Rebecca frowned. “I remember thinking that for an OB, he didn’t seem all that enamored. But then I thought, Well, it’s not like he’s a pediatrician—he’s caring for the mothers. And that’s about how it was at home too. I wasn’t surprised to learn he never adopted the children, because he seemed to think of them as hers. He was helpful enough, but even when everyone else in the room was focused on the kids, he only had eyes for Kristin. And I don’t necessarily mean that in a sweet way. I saw less and less of her, which of course is understandable when someone has newborn twins. Only—” She stopped.
“Only what?”
She shrugged. “My husband thought I was being paranoid. But I had a feeling there was more to it. She stopped going to see Mom, and she’d always been better about that than I was. I mean, our mom raised us all by herself. We never knew our dad. When my kids were babies and my own visits started to taper off, Kristin was the one lecturing me: ‘After everything Mom sacrificed for us, you can sacrifice an hour and go see her.’ I would’ve thought she’d be taking the babies to see their grandmother every week, even once they moved to Yellow Springs—the twins were a year old then. It wasn’t that far. But nothing.”
She sipped her coffee in silence and seemed to be steeling herself against whatever she was about to say next. “One day she showed up at my house unannounced, maybe a year after she’d moved—and I was kind of annoyed, honestly; it was one of those days I had so much to do I didn’t know where to start—and she alluded to feeling trapped in the marriage. I look back now and realize how much courage it must have taken for her to try to open up, after I’d basically criticized her for getting remarried too soon.”
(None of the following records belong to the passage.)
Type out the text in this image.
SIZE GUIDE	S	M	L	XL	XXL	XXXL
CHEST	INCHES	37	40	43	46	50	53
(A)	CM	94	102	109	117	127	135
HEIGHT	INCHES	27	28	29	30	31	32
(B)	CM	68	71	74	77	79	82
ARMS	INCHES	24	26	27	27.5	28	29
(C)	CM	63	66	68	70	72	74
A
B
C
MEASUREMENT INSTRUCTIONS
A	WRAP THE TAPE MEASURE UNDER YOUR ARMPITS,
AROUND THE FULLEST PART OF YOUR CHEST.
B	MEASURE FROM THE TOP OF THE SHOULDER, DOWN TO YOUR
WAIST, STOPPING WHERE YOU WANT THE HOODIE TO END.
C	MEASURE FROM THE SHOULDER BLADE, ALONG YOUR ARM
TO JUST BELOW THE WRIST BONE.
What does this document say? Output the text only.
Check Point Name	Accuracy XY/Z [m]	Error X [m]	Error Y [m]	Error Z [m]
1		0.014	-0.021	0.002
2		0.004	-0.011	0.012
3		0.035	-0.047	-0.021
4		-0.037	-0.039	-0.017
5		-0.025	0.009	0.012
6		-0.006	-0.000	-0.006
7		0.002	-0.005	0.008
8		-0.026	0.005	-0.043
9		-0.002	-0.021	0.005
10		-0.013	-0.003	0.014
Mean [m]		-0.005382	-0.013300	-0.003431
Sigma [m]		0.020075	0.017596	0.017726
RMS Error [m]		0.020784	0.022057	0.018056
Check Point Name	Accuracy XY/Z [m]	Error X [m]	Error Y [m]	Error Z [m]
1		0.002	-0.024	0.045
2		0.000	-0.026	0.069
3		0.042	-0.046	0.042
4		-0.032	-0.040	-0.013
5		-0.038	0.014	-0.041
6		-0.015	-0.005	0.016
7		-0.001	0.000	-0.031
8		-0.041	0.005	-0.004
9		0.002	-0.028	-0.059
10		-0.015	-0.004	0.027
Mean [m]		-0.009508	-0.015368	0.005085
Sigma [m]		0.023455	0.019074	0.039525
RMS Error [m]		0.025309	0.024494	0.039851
“Did she say she felt trapped?”
“Not exactly. But she said she might have made a mistake. And she looked trapped. Her eyes—” She shuddered.
“So what happened?”
“I basically said, ‘I told you so.’ Not very sisterly of me. By then I was resenting all the extra time I was putting in at the nursing home. There was a barrage of calls at all hours of the night: Mom was being disruptive, refusing medication … Alzheimer’s doesn’t just affect your memory, you know; it’s your whole personality. Awful disease. They always said there was no answer when they called Kristin, and she always had some excuse when I’d ask her about it—as if she were the only one with kids. She’d say it was a longer drive for her, and I’d point out that she’d chosen to move away, and she’d say that Paul didn’t have the same opportunity to fill a real need in Dayton, and off we’d go on this circular argument. Once she actually said, ‘It’s not like she knows who I am, Rebecca. It’s not like she even knows if I’m there or not!’”
Rebecca bore the weariness of someone who had lost her sister long before her sister had disappeared.